Cuando, a continuación, vemos el pueblo lleno de mujeres embarazadas, se profundiza en esa inquietud producto de un entorno normal vulnerado por un elemento extraño. Sin embargo, con el nacimiento de los bebés, los cuales, una vez crecidos, se han convertido en un grupo de niños albinos con poderes telepáticos, esa inquietud desaparece al tomar la forma de un peligro reconocible. Y es aquí donde El pueblo de los malditos se convierte en una contradicción: por un lado, quizás movido por una amenaza que hace de la inocencia su tarjeta de presentación, Carpenter busca el construir un terror sutil a base de un ritmo tan mesurado como los movimientos coordinados del grupo de niños asesinos y cuyo principal consecuencia es una puesta en escena excesivamente transparente, carente de fuerza.
Pero, quizás consciente de la blandura general del trabajo, Carpenter adorna el conjunto con una serie de golpes de efecto -las retorcidas muertes producto de los poderes de los chicos; los refulgentes brillos en sus ojos; la presencia de un escalofriante bebé alienígena-, cuya estridente irrupción en la atmósfera de tranquilidad imperante no hace más que subrayar las carencias, la tibieza, de la que hace gala el film.

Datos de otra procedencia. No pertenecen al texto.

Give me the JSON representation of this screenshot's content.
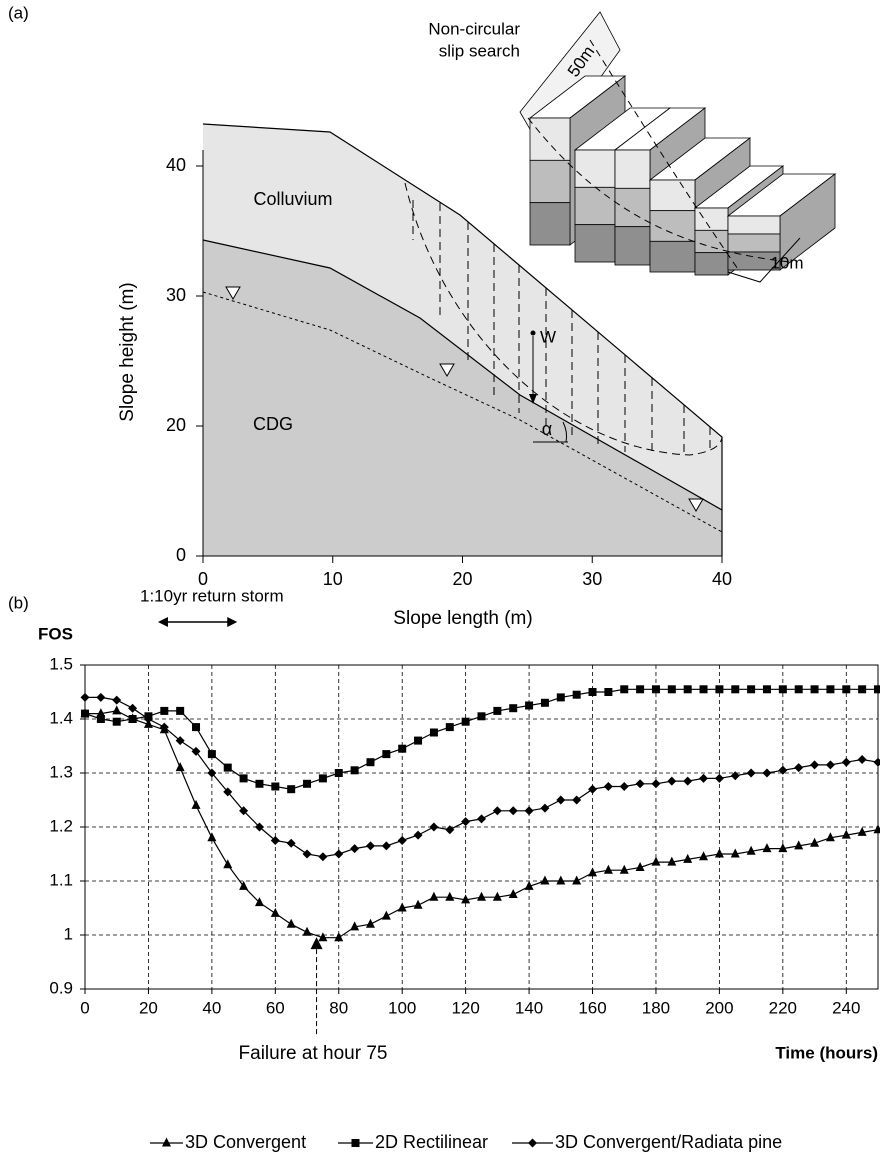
{
  "chart_data": [
    {
      "type": "profile",
      "panel_label": "(a)",
      "xlabel": "Slope length (m)",
      "ylabel": "Slope height (m)",
      "xlim": [
        0,
        40
      ],
      "ylim": [
        10,
        43
      ],
      "xticks": [
        0,
        10,
        20,
        30,
        40
      ],
      "yticks": [
        {
          "value": 10,
          "label": "0"
        },
        20,
        30,
        40
      ],
      "layers": [
        "Colluvium",
        "CDG"
      ],
      "weight_label": "W",
      "angle_label": "α",
      "search_label": [
        "Non-circular",
        "slip search"
      ],
      "length_label": "50m",
      "width_label": "10m"
    },
    {
      "type": "line",
      "panel_label": "(b)",
      "ylabel": "FOS",
      "xlabel": "Time (hours)",
      "xlim": [
        0,
        250
      ],
      "ylim": [
        0.9,
        1.5
      ],
      "xticks": [
        0,
        20,
        40,
        60,
        80,
        100,
        120,
        140,
        160,
        180,
        200,
        220,
        240
      ],
      "yticks": [
        0.9,
        1,
        1.1,
        1.2,
        1.3,
        1.4,
        1.5
      ],
      "grid": true,
      "x": [
        0,
        5,
        10,
        15,
        20,
        25,
        30,
        35,
        40,
        45,
        50,
        55,
        60,
        65,
        70,
        75,
        80,
        85,
        90,
        95,
        100,
        105,
        110,
        115,
        120,
        125,
        130,
        135,
        140,
        145,
        150,
        155,
        160,
        165,
        170,
        175,
        180,
        185,
        190,
        195,
        200,
        205,
        210,
        215,
        220,
        225,
        230,
        235,
        240,
        245,
        250
      ],
      "series": [
        {
          "name": "3D Convergent",
          "color": "#000000",
          "marker": "triangle",
          "values": [
            1.41,
            1.41,
            1.415,
            1.4,
            1.39,
            1.38,
            1.31,
            1.24,
            1.18,
            1.13,
            1.09,
            1.06,
            1.04,
            1.02,
            1.005,
            0.995,
            0.995,
            1.015,
            1.02,
            1.035,
            1.05,
            1.055,
            1.07,
            1.07,
            1.065,
            1.07,
            1.07,
            1.075,
            1.09,
            1.1,
            1.1,
            1.1,
            1.115,
            1.12,
            1.12,
            1.125,
            1.135,
            1.135,
            1.14,
            1.145,
            1.15,
            1.15,
            1.155,
            1.16,
            1.16,
            1.165,
            1.17,
            1.18,
            1.185,
            1.19,
            1.195
          ]
        },
        {
          "name": "2D Rectilinear",
          "color": "#000000",
          "marker": "square",
          "values": [
            1.41,
            1.4,
            1.395,
            1.4,
            1.405,
            1.415,
            1.415,
            1.385,
            1.335,
            1.31,
            1.29,
            1.28,
            1.275,
            1.27,
            1.28,
            1.29,
            1.3,
            1.305,
            1.32,
            1.335,
            1.345,
            1.36,
            1.375,
            1.385,
            1.395,
            1.405,
            1.415,
            1.42,
            1.425,
            1.43,
            1.44,
            1.445,
            1.45,
            1.45,
            1.455,
            1.455,
            1.455,
            1.455,
            1.455,
            1.455,
            1.455,
            1.455,
            1.455,
            1.455,
            1.455,
            1.455,
            1.455,
            1.455,
            1.455,
            1.455,
            1.455
          ]
        },
        {
          "name": "3D Convergent/Radiata pine",
          "color": "#000000",
          "marker": "diamond",
          "values": [
            1.44,
            1.44,
            1.435,
            1.42,
            1.4,
            1.385,
            1.36,
            1.34,
            1.3,
            1.265,
            1.23,
            1.2,
            1.175,
            1.17,
            1.15,
            1.145,
            1.15,
            1.16,
            1.165,
            1.165,
            1.175,
            1.185,
            1.2,
            1.195,
            1.21,
            1.215,
            1.23,
            1.23,
            1.23,
            1.235,
            1.25,
            1.25,
            1.27,
            1.275,
            1.275,
            1.28,
            1.28,
            1.285,
            1.285,
            1.29,
            1.29,
            1.295,
            1.3,
            1.3,
            1.305,
            1.31,
            1.315,
            1.315,
            1.32,
            1.325,
            1.32
          ]
        }
      ],
      "storm": {
        "label": "1:10yr return storm",
        "x_span": [
          23,
          48
        ]
      },
      "failure": {
        "label": "Failure at hour 75",
        "x": 73,
        "y": 0.985
      }
    }
  ]
}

A pesar de lo dicho, El pueblo de los malditos no es una película del todo despreciable, sirviendo de muestra, además, del talento de su director quien, incluso en un título menor como el que nos ocupa, demuestra sus habilidades narrativa (especialmente la claridad expositiva de sus planos), aportando, incluso, algunas buenas ideas de planificación -la representación de la fortaleza mental del protagonista, quien oculta sus pensamientos detrás de un muro de ladrillos que se irá derrumbando por los ataques psíquicos de los niños-, pero está claro que, en esta ocasión, el director de La noche de Halloween se ha tomado el proyecto de manera mucho menos personal que con La cosa.